BEULAH — Michigan honey production grew 12.4 percent in 2013, but those rosy numbers resulted from a tough 2012 season, said Nathon Lane of Sleeping Bear Farms.
“The year prior was devastated by the drought,” he said. “The honey crop in the entire country was in a state of emergency for that year. You hoped there was no place to go but up from there.”
Michigan honey producers made 4.68 million pounds of honey in 2013, compared to 4.33 million in 2012 and 4.74 million in 2011. A severe drought in 2012 meant fewer plants bloomed for bees to gather nectar.
Honey prices were up by 10 cents in 2013, which Lane also attributes to low production in 2012 because farmers ran out of honey in the early summer before they could catch up with the 2013 harvest.

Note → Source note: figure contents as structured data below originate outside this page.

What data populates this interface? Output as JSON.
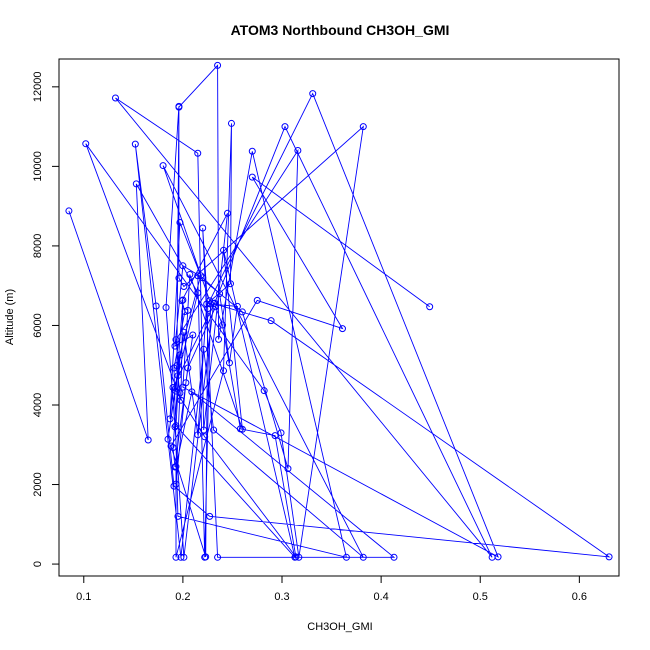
{
  "chart_data": {
    "type": "scatter",
    "title": "ATOM3 Northbound CH3OH_GMI",
    "xlabel": "CH3OH_GMI",
    "ylabel": "Altitude (m)",
    "xlim": [
      0.075,
      0.64
    ],
    "ylim": [
      -300,
      12700
    ],
    "x_ticks": [
      0.1,
      0.2,
      0.3,
      0.4,
      0.5,
      0.6
    ],
    "x_tick_labels": [
      "0.1",
      "0.2",
      "0.3",
      "0.4",
      "0.5",
      "0.6"
    ],
    "y_ticks": [
      0,
      2000,
      4000,
      6000,
      8000,
      10000,
      12000
    ],
    "y_tick_labels": [
      "0",
      "2000",
      "4000",
      "6000",
      "8000",
      "10000",
      "12000"
    ],
    "grid": false,
    "legend": "none",
    "series_color": "#0000ff",
    "markers": "open-circle",
    "connected": true,
    "series": [
      {
        "x": [
          0.085,
          0.165,
          0.153,
          0.215,
          0.195,
          0.197,
          0.193,
          0.203,
          0.21,
          0.192,
          0.2,
          0.22,
          0.237,
          0.247,
          0.255,
          0.228,
          0.222,
          0.215,
          0.26,
          0.306,
          0.316,
          0.193,
          0.196,
          0.19,
          0.192,
          0.205,
          0.233,
          0.24,
          0.258,
          0.293,
          0.314,
          0.222,
          0.193,
          0.2,
          0.198,
          0.102,
          0.282,
          0.299,
          0.317,
          0.382,
          0.201,
          0.196,
          0.196,
          0.235,
          0.236,
          0.27,
          0.365,
          0.195,
          0.191,
          0.202,
          0.199,
          0.245,
          0.221,
          0.215,
          0.132,
          0.512,
          0.303,
          0.232,
          0.19,
          0.187,
          0.197,
          0.218,
          0.194,
          0.196,
          0.183,
          0.192,
          0.201,
          0.231,
          0.289,
          0.63,
          0.227,
          0.191,
          0.173,
          0.152,
          0.198,
          0.221,
          0.231,
          0.382,
          0.18,
          0.227,
          0.331,
          0.518,
          0.2,
          0.205,
          0.207,
          0.26,
          0.241,
          0.313,
          0.193,
          0.197,
          0.185,
          0.201,
          0.215,
          0.224,
          0.248,
          0.249,
          0.241,
          0.193,
          0.193,
          0.209,
          0.413,
          0.235,
          0.22,
          0.225,
          0.223,
          0.188,
          0.275,
          0.361,
          0.27,
          0.449
        ],
        "y": [
          8880,
          3120,
          9560,
          6820,
          4740,
          4300,
          2010,
          4560,
          5760,
          5480,
          7500,
          7200,
          6800,
          5060,
          6480,
          6540,
          170,
          7250,
          6340,
          2400,
          10400,
          5640,
          4900,
          2930,
          2440,
          4930,
          6470,
          6010,
          3400,
          3230,
          180,
          3200,
          4350,
          6640,
          4120,
          10570,
          4360,
          3300,
          170,
          11000,
          6980,
          7190,
          11490,
          12540,
          5650,
          10380,
          170,
          1200,
          4930,
          6350,
          6620,
          8820,
          3370,
          10330,
          11720,
          170,
          11000,
          6560,
          4440,
          3650,
          8590,
          7250,
          4990,
          11510,
          6450,
          3450,
          170,
          6550,
          6120,
          180,
          1200,
          1960,
          6490,
          10560,
          170,
          5400,
          3370,
          170,
          10020,
          6620,
          11830,
          180,
          4450,
          6380,
          7280,
          3390,
          7890,
          170,
          3480,
          5260,
          3140,
          5830,
          3250,
          6540,
          7050,
          11080,
          4860,
          170,
          2450,
          4330,
          170,
          170,
          8450,
          6420,
          180,
          2970,
          6630,
          5920,
          9730,
          6470
        ]
      }
    ]
  }
}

“When we got into those months of summer when we’re still operating on the prior year’s honey harvest, everybody around the country that was so impacted by the drought started running out,” Lane said.
Trouble with bee health and a decline in bee populations, possibly resulting from pesticide use, lack of crop diversity, parasites and more, also means beekeepers must focus on building hives rather than making honey.
“Sick bees don’t make as much honey as healthy bees in the first place,” Lane said. “If all the beekeepers are spending their time building up the bees, that’s going to affect the honey production flow.”